Assumptions About User Search Behavior

Essays in this search series:

Search engines, or rather the combination of search interfaces and the invisible blackbox functionality of the search engine, are a source of great frustrations for many users. The following assumptions about user interaction with search are a useful guide to designing and evaluating the usability of a site’s search functions.

Users don’t fully understand general search methodology.

Users may not understand the schemas or processes involved in searching. The report What’s Wrong with Internet Searching, a study involving novice web users, noted that:

Nearly all participants from both trials had difficulty formulating good searching keywords even when they had all the information they needed. In the real world, users go into a library or a shop and express their requirements in verbose or imprecise terms, or alternatively they browse through items on offer. They are not used to elaborating an artificial text string to match their requirements.

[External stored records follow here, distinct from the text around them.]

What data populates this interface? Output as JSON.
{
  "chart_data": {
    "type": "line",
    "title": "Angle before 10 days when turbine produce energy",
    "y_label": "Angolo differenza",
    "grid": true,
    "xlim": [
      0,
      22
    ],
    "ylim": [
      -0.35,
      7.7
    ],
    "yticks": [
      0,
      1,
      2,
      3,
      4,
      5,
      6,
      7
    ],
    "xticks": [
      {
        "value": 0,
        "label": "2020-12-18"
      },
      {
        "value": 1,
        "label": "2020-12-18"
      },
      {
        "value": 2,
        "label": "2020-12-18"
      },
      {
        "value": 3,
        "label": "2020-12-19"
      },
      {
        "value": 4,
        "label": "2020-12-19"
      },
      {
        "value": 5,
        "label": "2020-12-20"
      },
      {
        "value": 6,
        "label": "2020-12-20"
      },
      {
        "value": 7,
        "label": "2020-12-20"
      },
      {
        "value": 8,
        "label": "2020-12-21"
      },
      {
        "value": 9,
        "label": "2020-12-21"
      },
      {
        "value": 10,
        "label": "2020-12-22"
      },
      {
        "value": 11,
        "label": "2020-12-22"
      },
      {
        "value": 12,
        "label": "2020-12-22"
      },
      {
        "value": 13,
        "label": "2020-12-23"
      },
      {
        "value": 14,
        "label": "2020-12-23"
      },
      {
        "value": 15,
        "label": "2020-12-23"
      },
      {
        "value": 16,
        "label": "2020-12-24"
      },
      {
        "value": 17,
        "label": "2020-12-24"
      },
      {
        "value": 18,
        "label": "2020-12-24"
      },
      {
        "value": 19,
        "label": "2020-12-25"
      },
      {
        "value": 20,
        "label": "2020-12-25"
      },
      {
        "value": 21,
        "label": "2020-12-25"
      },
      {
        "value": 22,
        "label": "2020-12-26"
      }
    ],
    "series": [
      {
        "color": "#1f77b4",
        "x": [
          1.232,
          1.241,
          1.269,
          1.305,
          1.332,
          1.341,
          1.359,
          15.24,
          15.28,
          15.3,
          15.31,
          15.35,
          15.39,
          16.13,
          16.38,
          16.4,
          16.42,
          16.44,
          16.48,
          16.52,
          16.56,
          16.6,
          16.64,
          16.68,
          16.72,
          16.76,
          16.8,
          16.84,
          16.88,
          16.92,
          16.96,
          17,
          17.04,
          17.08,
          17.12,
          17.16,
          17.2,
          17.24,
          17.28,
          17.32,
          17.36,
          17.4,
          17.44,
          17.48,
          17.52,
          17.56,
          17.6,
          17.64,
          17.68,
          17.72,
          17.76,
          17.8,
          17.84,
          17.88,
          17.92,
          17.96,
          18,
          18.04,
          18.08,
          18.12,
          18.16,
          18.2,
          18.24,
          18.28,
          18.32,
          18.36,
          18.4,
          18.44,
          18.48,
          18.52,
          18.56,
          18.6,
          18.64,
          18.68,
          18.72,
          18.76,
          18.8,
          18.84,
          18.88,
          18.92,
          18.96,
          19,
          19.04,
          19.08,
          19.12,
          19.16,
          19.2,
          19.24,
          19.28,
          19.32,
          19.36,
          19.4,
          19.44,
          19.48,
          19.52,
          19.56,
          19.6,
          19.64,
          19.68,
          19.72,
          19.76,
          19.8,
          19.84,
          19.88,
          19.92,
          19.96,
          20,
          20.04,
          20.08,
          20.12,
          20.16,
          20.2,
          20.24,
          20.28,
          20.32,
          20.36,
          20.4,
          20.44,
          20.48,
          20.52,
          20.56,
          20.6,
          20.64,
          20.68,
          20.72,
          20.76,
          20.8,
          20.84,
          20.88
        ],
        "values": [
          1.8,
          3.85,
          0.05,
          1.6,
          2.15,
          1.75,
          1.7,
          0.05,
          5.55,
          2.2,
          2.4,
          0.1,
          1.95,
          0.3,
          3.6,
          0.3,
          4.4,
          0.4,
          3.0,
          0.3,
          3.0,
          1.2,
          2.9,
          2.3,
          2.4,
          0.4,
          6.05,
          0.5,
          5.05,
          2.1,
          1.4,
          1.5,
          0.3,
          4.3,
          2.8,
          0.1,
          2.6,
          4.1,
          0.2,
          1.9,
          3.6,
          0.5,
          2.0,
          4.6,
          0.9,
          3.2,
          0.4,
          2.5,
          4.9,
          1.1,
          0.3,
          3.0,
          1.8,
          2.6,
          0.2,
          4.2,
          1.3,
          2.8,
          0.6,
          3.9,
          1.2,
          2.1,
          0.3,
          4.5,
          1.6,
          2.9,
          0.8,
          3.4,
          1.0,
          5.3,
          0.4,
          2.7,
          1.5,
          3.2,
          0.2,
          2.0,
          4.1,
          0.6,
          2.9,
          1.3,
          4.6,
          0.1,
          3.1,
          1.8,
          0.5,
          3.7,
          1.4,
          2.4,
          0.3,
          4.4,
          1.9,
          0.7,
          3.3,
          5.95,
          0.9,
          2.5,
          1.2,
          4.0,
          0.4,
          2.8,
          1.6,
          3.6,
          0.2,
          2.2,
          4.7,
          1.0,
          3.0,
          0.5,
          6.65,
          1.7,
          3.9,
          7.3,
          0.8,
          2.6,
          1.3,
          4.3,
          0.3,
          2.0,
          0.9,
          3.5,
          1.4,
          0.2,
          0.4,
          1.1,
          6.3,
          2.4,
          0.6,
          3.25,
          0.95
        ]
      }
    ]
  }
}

Users may not understand that searching is an iterative process, often requiring refinement of search queries and winnowing of search results. Moreover, users may equate a negative response to their search query as indicating the non-existence of valid results.

When a user under specifies a query, for example searching on AltaVista for “quality”, the extremely large number of returned hits and the concomitant difficulty wading through them may discourage users from searching further. With any large amount of information, if the first lots of information aren’t valuable, users may conclude that either none of the information is of value, or that the energy required to find something of value is too great.

Likewise, users may not understand that when they over specify a query and then don’t get valuable results, they need to make their query more general.

Users don’t fully understand the search interface.

Not all search interfaces are the same, and there are few standards on search interface construction, so there are no guarantees that a user will be able to successfully use any given search interface.

Pages with multiple search forms or form submit buttons may confuse users because they won’t know which button to click.

Users may not understand what they are searching against; if a search interface is querying against a subset of documents, the search form’s context and placement may suggest that it is searching against the superset of documents.

Confusion over search interfaces can go both ways, however. Cameron Barrett of CamWorld tells me that the logs for his URL submission form (a way for his readers to tell him about interesting URLs) routinely show keywords and phrases that are obviously search strings. This would suggest that many people are so used to the web convention of a text input field coupled with a submit button being a search form, that they over generalize ALL such interfaces as search. On the other hand, when I examine the search logs for Borders.com, I frequently find fully qualified URL strings, indicating that some users are confusing the search form with their browser’s location field.

Note: My wife argues that the data I see in the Borders.com logs indicates a problem with either setting or locating the cursor’s focus before the user tries to type a new URL into the browser’s location bar. If true, this would indicate a failed exit strategy, and would also dilute my point, so I think I’ll deal with this later ;)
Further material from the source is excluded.